Leader of Bolton Council
- In office 24 May 2006 – 7 January 2018
- Preceded by: Barbara Ronson
- Succeeded by: Linda Thomas

Mayor of Bolton
- In office 2003–2004
- Preceded by: John Walsh
- Succeeded by: Prentice Howarth

Personal details
- Born: January 1942 Bolton, England
- Died: 23 June 2022 (aged 80) Bolton, England
- Party: Labour
- Spouse: Doreen Eccles
- Children: three

= Clifford Morris =

British politician (1942–2022)

Clifford Morris (January 1942 – 23 June 2022) was a British Labour politician in the Metropolitan Borough of Bolton in Greater Manchester.
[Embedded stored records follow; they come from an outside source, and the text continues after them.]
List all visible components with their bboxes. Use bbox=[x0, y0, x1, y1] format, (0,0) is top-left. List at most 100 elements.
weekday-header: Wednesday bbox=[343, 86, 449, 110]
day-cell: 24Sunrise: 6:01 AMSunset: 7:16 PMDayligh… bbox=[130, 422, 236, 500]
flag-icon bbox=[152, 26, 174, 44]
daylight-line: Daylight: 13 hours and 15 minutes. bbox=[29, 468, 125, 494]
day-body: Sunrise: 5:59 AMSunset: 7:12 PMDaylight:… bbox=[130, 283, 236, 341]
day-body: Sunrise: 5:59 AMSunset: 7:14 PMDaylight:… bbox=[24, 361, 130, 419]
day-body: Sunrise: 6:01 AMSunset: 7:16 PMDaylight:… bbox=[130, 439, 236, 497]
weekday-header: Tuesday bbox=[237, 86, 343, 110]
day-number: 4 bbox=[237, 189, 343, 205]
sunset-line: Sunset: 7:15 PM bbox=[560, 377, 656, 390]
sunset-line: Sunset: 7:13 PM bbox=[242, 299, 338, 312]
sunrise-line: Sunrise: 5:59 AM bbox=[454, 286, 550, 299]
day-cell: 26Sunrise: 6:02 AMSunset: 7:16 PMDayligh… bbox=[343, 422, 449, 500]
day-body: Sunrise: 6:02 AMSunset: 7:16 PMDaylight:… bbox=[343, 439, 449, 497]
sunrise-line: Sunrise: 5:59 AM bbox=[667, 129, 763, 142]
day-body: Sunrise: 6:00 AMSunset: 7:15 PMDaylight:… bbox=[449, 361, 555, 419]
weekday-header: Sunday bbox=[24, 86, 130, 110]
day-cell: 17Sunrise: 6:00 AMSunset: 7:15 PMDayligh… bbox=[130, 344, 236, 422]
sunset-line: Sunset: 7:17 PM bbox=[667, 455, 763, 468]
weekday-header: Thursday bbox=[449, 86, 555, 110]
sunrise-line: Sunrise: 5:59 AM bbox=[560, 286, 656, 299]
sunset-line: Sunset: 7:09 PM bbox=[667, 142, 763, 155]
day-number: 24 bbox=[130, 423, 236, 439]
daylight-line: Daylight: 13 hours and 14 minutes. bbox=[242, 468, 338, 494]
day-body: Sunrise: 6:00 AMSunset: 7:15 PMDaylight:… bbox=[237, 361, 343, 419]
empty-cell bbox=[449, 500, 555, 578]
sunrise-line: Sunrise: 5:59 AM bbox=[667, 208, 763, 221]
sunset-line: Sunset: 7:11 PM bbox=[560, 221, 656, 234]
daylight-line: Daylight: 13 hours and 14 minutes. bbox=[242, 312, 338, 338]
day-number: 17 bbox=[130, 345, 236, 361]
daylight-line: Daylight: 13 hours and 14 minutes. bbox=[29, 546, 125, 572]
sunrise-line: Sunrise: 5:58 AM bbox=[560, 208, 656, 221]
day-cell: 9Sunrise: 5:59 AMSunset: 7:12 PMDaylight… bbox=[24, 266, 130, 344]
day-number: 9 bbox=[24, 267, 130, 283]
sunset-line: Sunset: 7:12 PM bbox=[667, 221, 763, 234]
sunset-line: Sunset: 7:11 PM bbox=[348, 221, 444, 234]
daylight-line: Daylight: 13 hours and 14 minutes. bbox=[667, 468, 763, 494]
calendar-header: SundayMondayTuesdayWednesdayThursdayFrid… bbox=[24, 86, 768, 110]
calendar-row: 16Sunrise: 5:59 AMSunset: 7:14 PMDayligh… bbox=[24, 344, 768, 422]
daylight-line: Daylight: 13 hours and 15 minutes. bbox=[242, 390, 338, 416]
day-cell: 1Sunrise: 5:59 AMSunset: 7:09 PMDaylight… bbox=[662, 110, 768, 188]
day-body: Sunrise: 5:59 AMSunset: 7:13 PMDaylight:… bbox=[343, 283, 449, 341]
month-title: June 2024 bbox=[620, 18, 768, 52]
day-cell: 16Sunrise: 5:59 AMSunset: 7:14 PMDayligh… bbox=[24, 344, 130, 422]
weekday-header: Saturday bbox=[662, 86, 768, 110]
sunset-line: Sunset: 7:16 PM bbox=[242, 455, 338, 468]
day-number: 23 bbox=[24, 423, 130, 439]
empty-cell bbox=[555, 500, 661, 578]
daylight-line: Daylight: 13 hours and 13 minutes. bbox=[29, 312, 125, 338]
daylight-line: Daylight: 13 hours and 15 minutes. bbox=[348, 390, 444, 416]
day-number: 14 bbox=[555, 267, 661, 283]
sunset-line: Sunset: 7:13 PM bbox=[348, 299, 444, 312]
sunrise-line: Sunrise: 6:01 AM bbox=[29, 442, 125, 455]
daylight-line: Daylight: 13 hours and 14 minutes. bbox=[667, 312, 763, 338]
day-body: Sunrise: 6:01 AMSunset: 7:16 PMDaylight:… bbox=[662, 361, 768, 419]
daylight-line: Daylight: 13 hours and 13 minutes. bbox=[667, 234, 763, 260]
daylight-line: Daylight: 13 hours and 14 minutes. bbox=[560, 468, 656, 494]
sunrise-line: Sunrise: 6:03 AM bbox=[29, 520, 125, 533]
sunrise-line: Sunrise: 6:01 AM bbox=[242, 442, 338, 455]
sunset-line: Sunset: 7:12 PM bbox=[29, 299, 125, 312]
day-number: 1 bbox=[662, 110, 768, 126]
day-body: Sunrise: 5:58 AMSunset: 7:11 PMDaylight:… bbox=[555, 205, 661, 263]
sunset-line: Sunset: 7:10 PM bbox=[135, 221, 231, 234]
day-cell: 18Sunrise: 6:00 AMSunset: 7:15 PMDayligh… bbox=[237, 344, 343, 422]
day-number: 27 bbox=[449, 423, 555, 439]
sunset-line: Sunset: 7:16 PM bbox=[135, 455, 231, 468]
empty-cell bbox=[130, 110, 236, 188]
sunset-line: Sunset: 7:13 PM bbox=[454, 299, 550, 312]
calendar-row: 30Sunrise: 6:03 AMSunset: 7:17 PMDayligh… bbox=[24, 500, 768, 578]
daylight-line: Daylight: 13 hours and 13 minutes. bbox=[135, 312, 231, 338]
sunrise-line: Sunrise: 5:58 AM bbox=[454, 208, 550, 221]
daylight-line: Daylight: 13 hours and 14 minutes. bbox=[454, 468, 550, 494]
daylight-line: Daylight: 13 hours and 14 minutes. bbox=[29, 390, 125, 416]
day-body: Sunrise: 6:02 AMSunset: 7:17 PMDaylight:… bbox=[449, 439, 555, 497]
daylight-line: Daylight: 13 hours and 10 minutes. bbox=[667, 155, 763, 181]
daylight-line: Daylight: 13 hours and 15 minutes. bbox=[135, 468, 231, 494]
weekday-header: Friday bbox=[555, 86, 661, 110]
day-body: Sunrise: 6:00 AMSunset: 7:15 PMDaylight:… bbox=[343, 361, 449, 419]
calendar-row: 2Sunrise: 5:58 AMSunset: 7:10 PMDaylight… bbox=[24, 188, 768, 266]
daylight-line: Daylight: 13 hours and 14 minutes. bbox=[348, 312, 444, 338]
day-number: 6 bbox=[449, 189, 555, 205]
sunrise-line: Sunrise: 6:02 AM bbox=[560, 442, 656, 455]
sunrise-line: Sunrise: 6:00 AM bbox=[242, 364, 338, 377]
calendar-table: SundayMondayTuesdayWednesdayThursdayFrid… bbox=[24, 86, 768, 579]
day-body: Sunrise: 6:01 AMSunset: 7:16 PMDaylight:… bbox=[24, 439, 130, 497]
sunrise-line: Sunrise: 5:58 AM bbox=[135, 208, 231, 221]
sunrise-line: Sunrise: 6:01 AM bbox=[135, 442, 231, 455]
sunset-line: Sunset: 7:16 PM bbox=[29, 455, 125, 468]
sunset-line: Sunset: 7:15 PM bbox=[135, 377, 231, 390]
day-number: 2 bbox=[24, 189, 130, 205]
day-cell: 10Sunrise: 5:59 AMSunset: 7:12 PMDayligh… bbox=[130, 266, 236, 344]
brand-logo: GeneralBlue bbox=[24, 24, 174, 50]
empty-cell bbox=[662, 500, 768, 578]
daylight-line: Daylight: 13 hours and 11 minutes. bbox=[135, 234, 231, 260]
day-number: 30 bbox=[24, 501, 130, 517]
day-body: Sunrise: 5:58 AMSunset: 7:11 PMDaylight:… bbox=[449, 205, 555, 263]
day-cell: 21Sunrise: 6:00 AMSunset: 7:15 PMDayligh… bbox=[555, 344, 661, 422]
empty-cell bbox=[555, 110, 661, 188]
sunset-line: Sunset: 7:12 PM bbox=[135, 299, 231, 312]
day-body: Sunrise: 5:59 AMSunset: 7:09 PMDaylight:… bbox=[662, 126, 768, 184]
He was the leader of Bolton Council from 2006 to 2018.

==Early life==
Morris was born in Bolton in 1942, and married Doreen Eccles at the Hebron Hall, Mayor Street, Bolton in 1964. They have three children (Andrew, David and Helen), six grandchildren and one great grandchild; their names are (from oldest to youngest) Karen, Emma, Andrew, Callum, Rebekah, James and Amiee.
Clifford worked at both the Lamplighter and Smithills Coaching House prior to the demise of both.

==Political career==
He was elected as a Councillor for the Halliwell ward in the Metropolitan Borough of Bolton in 1983. At the 1992 general election, he stood in the Bolton West Constituency. Between 2003 and 2004, he was the ceremonial Mayor of Bolton. He served as the Leader of the Labour Group (2004–2017) and Leader of Bolton Council (2006–2018).